Historic Liberty Ave. building to be restored

Photo by Claire Murray | Asst. Photo Editor. A 19th century building on Liberty Avenue is set to receive a series of renovations.
Photo by Claire Murray | Asst. Photo Editor. A 19th century building on Liberty Avenue is set to receive a series of renovations.

By Kaye Burnet | The Duquesne Duke

The 19th century building on Liberty Avenue that currently houses Jimmy John’s will get a facelift, courtesy of new owners Brett Weinheimer and Silvio DiLisio.

Weinheimer, who owns Jimmy John’s in partnership with DiLisio, bought the property in early January for $1.4 million.

Weinheimer and DiLisio plan to begin major restoration in 2015. Although they want to expand the Jimmy John’s, they do not have specific plans for the upper stories of the building, Weinheimer said.

“At this time, pretty much everything’s on the table,” Weinheimer said.

Pittsburgh History and Landmarks Foundation construction manager Tom Keffer has worked on similar projects before, and estimates the restoration will take six to 12 months and could cost anywhere from $350,000 to more than $1 million.

Weinheimer said he is willing to pay the cost.

“Do we want to eventually make money off the building? Yes. We’re business people. But we don’t want to make the repairs quick and cheap,” Weinheimer said.

The building was constructed in the late 1800s, according to Frank Stroker of the Pittsburgh Historic and Landmarks Foundation.

Compared to its towering office building neighbors, the four-story loft stands out.

“What’s unique about this building is really the lot it’s set on,” Stroker said. “The way the street grid was laid out gives it a triangle shape.”

Jimmy John’s and Wendy’s occupy the first two levels. A McDonald’s was built directly into the side of the building, obscuring some of the original brickwork.

Steely gray metalwork decorates the front of the building. There are rows of large windows, which Weinheimer said are part of the building’s charm. All of the ornamentation appears to be original, according to Stroker.

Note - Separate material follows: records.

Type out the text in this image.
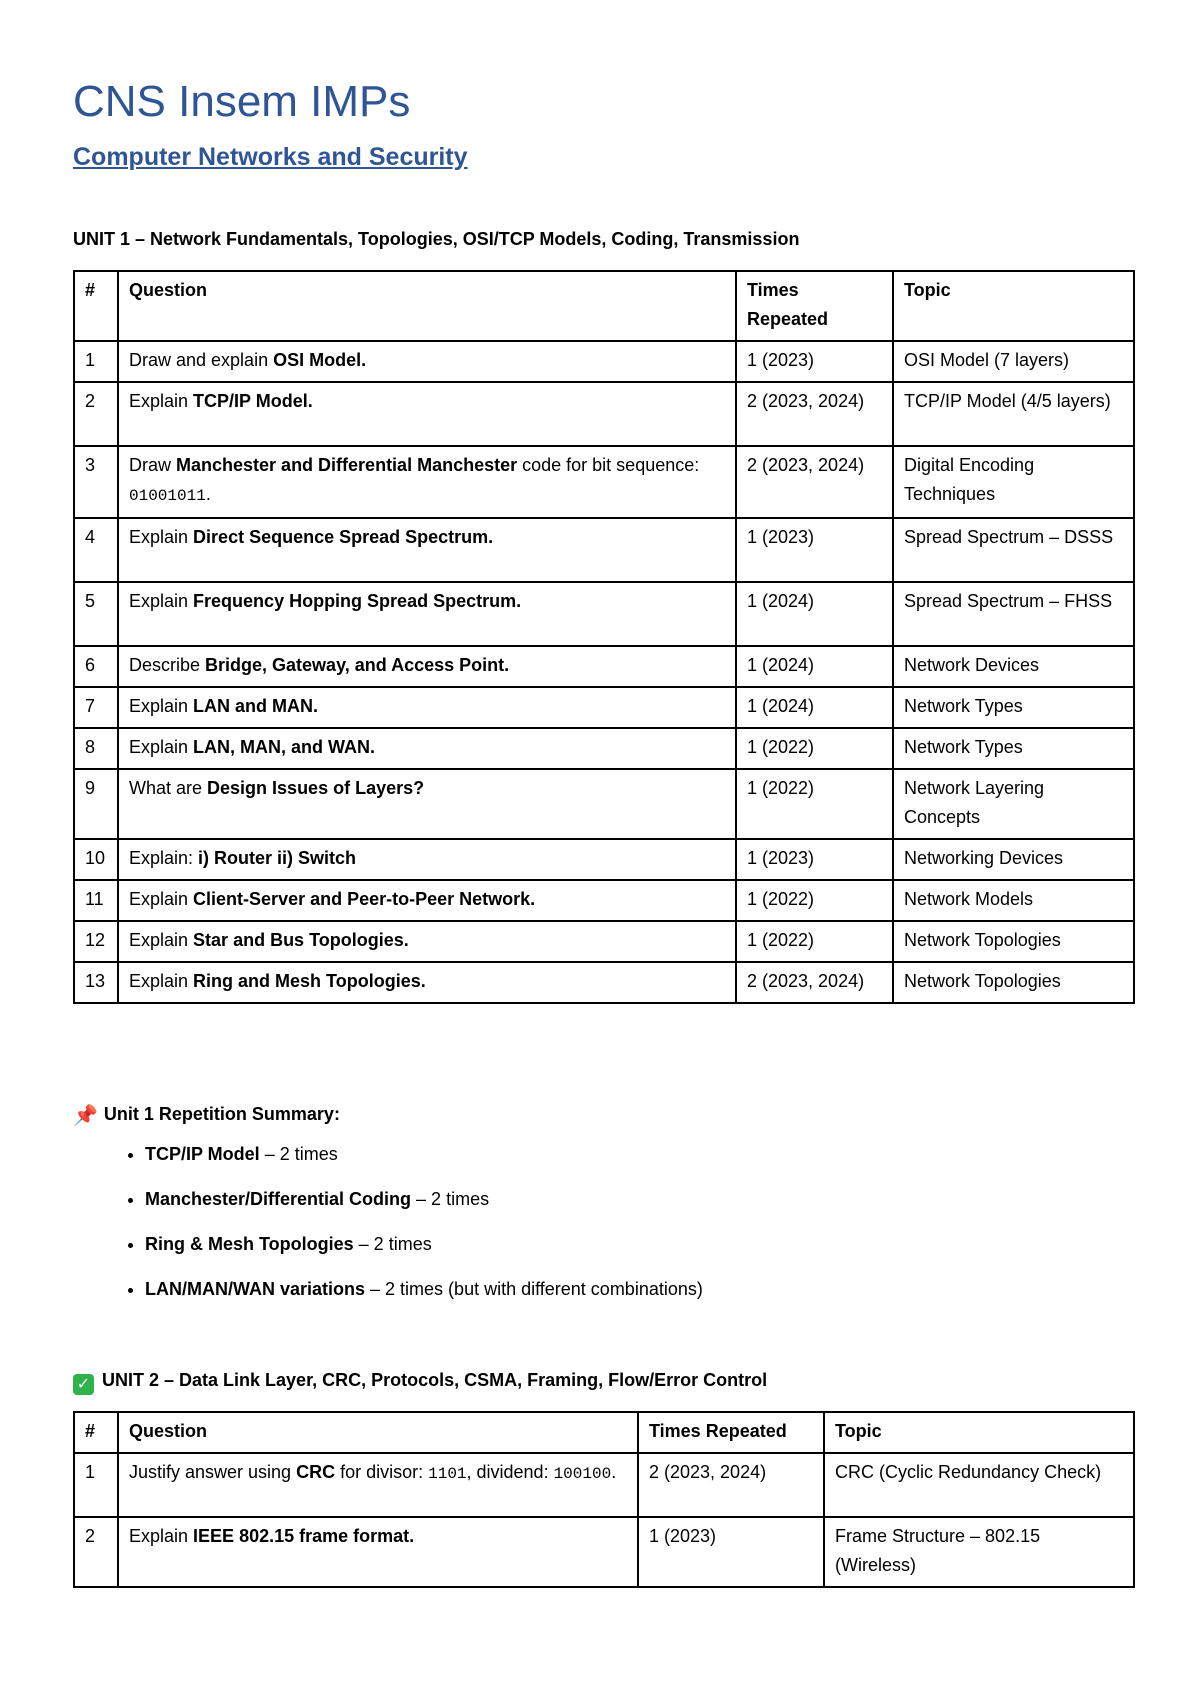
CNS Insem IMPs
Computer Networks and Security

UNIT 1 – Network Fundamentals, Topologies, OSI/TCP Models, Coding, Transmission

#	Question	Times Repeated	Topic
1	Draw and explain OSI Model.	1 (2023)	OSI Model (7 layers)
2	Explain TCP/IP Model.	2 (2023, 2024)	TCP/IP Model (4/5 layers)
3	Draw Manchester and Differential Manchester code for bit sequence: 01001011.	2 (2023, 2024)	Digital Encoding Techniques
4	Explain Direct Sequence Spread Spectrum.	1 (2023)	Spread Spectrum – DSSS
5	Explain Frequency Hopping Spread Spectrum.	1 (2024)	Spread Spectrum – FHSS
6	Describe Bridge, Gateway, and Access Point.	1 (2024)	Network Devices
7	Explain LAN and MAN.	1 (2024)	Network Types
8	Explain LAN, MAN, and WAN.	1 (2022)	Network Types
9	What are Design Issues of Layers?	1 (2022)	Network Layering Concepts
10	Explain: i) Router ii) Switch	1 (2023)	Networking Devices
11	Explain Client-Server and Peer-to-Peer Network.	1 (2022)	Network Models
12	Explain Star and Bus Topologies.	1 (2022)	Network Topologies
13	Explain Ring and Mesh Topologies.	2 (2023, 2024)	Network Topologies

📌 Unit 1 Repetition Summary:

• TCP/IP Model – 2 times
• Manchester/Differential Coding – 2 times
• Ring & Mesh Topologies – 2 times
• LAN/MAN/WAN variations – 2 times (but with different combinations)

✓ UNIT 2 – Data Link Layer, CRC, Protocols, CSMA, Framing, Flow/Error Control

#	Question	Times Repeated	Topic
1	Justify answer using CRC for divisor: 1101, dividend: 100100.	2 (2023, 2024)	CRC (Cyclic Redundancy Check)
2	Explain IEEE 802.15 frame format.	1 (2023)	Frame Structure – 802.15 (Wireless)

The rear of the loft is more dismal, featuring plywood panels or cinderblocks in the windows and stained, dirty brick. According to Weinheimer, “We are definitely going to have to change some things to bring it up to code, but we want to do so in a way that’s historically sensitive.”

Inside, there are original elevator materials built by a Pittsburgh company, and an old water heater that was probably state-of-the-art when it was fitted into the building in the early 20th century, according to Weinheimer.

There is another triangular 19th century building on Smithfield and Liberty that houses Montecellos. Stroker said the loft is different because of its residential design.

“The fact that the building was partitioned with brick walls makes it seem like it served as apartments at some time,” Stroker said. “The Smithfield building, and other similar buildings, were all designed as offices.”

Other historical Pittsburgh sites that have been renovated recently include The Market at Fifth Avenue, a series of apartments and shops in Market Square that date back to the 19th century.